Wat betreft de benoeming van de president-bestuurder voor zes jaar (met de mogelijkheid van herbenoeming) stellen de leden van de SGP-fractie de vraag of de regering niet het gevaar onderkent dat het ambt van president-nieuwe stijl te weinig aanzien zal hebben om nog bij uitstek daartoe gekwalificeerde kandidaten aan te trekken. Zij constateren intussen dat de Commissie Leemhuis niet heeft getornd aan de positie van de president. Omdat de rechter en in het bijzonder de rechter gezag (en vertrouwen) nodig heeft, en continuïteit belangrijk is, vragen zij of de regering niet hun opvatting deelt dat behoefte bestaat aan een centrale figuur die voor onbepaalde tijd is benoemd en die als voorzitter van het vrij snel wisselend team van sectorvoorzitters een onafhankelijker positie in het gerechtsbestuur heeft, ook omdat de president zo nodig een lid van zijn college kan aanspreken over de wijze waarop deze in het algemeen diens rechtsprekende taak vervult.

Ook wat betreft herbenoeming, schorsing en ontslag van de president-bestuurder zien deze leden risico's voor het onafhankelijk functioneren.
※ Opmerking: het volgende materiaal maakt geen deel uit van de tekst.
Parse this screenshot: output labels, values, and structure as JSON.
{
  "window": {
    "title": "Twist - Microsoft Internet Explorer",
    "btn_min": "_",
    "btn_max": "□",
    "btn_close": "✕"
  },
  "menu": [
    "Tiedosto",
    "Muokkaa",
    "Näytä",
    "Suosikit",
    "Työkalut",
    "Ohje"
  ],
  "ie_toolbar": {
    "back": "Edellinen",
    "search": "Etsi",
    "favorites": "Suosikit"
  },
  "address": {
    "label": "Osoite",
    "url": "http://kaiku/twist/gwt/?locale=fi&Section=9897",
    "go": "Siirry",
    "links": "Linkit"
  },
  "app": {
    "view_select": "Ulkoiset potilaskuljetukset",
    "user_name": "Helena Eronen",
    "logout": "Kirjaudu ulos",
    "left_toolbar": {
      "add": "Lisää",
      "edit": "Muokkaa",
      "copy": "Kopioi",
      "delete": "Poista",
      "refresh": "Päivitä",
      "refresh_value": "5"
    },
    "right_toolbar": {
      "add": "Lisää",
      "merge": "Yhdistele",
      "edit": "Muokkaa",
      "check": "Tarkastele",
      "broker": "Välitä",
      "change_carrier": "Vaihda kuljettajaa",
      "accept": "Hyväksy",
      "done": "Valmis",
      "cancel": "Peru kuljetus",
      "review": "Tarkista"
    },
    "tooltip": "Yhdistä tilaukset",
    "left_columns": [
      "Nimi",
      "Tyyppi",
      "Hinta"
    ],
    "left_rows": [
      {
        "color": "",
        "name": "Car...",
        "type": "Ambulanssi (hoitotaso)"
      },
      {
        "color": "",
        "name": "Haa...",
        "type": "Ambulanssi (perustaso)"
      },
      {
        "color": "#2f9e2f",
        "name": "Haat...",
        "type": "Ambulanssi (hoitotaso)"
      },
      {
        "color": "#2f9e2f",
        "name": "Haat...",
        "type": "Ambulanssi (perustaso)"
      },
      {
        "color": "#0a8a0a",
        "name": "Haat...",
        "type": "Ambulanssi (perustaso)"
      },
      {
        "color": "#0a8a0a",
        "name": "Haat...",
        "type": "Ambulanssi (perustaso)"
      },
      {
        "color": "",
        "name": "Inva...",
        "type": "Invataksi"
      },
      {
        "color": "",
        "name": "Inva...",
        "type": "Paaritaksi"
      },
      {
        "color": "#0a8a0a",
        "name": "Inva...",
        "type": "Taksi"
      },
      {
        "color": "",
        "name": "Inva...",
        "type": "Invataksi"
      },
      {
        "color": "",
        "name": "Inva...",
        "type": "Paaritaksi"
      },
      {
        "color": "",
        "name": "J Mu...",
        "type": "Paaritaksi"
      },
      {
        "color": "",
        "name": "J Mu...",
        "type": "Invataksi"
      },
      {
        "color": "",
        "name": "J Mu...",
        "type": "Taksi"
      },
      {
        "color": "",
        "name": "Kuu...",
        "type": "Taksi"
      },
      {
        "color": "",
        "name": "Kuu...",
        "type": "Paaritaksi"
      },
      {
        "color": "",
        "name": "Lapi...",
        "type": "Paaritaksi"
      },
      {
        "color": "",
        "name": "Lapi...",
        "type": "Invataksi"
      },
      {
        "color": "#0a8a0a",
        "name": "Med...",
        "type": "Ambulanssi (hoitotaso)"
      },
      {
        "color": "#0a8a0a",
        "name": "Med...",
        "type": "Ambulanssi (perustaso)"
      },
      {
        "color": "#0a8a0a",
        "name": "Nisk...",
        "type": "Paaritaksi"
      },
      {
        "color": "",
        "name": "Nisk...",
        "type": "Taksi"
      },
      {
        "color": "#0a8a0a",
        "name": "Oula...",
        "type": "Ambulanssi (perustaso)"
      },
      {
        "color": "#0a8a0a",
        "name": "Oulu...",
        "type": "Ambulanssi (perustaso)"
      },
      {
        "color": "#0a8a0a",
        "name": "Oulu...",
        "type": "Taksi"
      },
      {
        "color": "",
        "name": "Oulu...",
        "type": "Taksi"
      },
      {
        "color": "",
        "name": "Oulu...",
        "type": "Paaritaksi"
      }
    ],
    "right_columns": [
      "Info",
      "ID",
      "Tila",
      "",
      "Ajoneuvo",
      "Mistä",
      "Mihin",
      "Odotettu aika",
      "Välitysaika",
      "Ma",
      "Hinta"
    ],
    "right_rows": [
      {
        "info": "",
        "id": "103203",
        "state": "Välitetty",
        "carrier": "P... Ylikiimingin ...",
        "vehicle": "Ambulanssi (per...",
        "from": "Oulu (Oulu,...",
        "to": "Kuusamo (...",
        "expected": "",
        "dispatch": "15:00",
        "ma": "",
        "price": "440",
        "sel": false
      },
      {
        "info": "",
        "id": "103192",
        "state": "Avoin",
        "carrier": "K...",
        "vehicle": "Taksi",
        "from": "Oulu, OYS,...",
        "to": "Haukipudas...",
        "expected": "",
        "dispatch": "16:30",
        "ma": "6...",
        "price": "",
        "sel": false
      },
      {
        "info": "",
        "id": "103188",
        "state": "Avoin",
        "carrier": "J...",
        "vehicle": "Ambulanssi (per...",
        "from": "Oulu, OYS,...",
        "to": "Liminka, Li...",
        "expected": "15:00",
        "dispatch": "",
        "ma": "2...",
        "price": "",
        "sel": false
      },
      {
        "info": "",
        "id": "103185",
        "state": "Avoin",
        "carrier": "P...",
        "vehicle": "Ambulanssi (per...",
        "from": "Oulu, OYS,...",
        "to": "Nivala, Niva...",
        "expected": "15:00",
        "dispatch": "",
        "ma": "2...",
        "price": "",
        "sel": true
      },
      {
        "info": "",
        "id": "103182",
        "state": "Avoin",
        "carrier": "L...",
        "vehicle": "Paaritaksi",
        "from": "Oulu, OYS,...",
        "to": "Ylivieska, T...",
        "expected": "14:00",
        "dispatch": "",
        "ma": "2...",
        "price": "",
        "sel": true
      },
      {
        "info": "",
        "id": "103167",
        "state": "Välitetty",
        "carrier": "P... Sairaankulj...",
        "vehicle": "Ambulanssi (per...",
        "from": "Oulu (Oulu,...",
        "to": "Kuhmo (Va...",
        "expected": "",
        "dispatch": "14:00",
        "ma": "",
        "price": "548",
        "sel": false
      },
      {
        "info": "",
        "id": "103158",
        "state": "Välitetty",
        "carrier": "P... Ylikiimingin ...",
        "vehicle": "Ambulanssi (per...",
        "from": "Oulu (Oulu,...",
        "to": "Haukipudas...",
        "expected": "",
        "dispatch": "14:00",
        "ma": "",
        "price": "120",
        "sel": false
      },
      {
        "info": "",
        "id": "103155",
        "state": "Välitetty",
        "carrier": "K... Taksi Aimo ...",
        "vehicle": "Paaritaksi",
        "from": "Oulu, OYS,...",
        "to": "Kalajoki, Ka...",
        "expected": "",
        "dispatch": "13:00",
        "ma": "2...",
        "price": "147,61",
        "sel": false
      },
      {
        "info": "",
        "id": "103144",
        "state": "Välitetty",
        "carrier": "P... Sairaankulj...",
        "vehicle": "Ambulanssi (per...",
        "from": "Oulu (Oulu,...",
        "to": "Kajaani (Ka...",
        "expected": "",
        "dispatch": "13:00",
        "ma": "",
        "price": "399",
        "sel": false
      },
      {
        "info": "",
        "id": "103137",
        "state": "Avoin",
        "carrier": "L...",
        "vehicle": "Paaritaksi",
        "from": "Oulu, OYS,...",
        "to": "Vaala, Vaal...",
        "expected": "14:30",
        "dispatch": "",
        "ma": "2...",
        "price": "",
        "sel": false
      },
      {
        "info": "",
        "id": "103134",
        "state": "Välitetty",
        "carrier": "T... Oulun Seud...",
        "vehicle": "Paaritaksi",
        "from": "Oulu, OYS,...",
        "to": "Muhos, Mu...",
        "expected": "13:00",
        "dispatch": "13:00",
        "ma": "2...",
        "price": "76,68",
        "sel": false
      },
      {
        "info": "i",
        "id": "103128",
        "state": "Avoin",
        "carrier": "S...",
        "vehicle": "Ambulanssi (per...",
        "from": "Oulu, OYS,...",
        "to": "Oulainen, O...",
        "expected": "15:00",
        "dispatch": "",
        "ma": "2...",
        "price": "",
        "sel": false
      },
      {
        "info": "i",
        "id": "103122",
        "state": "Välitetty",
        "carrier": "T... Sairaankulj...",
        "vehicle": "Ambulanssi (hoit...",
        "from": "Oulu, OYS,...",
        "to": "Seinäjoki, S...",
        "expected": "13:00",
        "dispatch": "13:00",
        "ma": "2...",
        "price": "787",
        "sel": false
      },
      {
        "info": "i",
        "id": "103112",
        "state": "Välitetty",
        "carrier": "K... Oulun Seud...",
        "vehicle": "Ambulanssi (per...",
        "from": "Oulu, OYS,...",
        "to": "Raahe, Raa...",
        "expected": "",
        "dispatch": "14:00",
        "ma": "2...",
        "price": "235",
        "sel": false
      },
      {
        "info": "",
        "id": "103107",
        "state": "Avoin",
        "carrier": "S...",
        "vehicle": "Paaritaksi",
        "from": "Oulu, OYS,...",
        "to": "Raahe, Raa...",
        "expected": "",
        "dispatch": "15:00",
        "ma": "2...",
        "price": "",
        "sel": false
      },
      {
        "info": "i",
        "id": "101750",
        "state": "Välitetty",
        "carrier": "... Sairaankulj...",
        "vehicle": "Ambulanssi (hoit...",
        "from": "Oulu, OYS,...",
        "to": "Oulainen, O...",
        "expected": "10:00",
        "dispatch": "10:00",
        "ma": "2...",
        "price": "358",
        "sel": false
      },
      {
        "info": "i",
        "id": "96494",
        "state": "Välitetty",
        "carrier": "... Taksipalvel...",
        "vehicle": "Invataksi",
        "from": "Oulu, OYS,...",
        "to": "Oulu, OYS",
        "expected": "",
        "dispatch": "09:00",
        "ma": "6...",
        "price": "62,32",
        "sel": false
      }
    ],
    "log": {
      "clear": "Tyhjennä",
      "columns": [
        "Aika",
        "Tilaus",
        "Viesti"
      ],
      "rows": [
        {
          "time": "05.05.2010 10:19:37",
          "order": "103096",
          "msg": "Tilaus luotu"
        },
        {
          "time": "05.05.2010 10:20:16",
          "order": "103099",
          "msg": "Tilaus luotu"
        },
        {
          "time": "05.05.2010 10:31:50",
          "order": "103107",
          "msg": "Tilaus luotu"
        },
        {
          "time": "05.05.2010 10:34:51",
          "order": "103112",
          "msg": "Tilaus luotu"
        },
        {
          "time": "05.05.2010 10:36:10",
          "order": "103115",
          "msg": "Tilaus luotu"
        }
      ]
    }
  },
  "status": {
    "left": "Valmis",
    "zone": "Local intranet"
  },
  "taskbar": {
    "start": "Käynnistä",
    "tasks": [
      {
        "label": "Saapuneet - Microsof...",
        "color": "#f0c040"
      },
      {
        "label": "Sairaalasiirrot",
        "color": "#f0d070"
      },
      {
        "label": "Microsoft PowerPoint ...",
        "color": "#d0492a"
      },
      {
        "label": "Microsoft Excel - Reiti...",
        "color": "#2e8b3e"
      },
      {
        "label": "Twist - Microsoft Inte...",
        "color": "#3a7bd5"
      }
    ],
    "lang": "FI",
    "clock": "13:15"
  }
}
Hetzelfde geldt voor het beoogde disciplinaire toezicht van de president. Zij zijn van oordeel dat vastroesten of voeling verliezen met het primaire werk moet worden voorkomen.

2.2.4 Besluitvorming binnen bestuur

Het bestuur is onder meer belast met de algemene leiding, de organisatie en de bedrijfsvoering van het gerecht. De meer bijzondere onderwerpen waarvoor het bestuur van de gerechten zorg dient te dragen zijn in het wetsvoorstel niet limitatief beschreven, zo stellen de leden van de PvdA-fractie vast. Kan deze niet-limitatieve lijst in de loop van de tijd worden uitgebreid met nieuwe taken? Welke procedure wordt daarbij gevolgd en is instemming van bijvoorbeeld de Raad voor de rechtspraak vereist? Of ligt hier een taak voor de wetgever? Aan wie is de beoordeling tot uitbreiding van onderwerpen waarvoor het bestuur zorg moet dragen, zo vragen deze leden.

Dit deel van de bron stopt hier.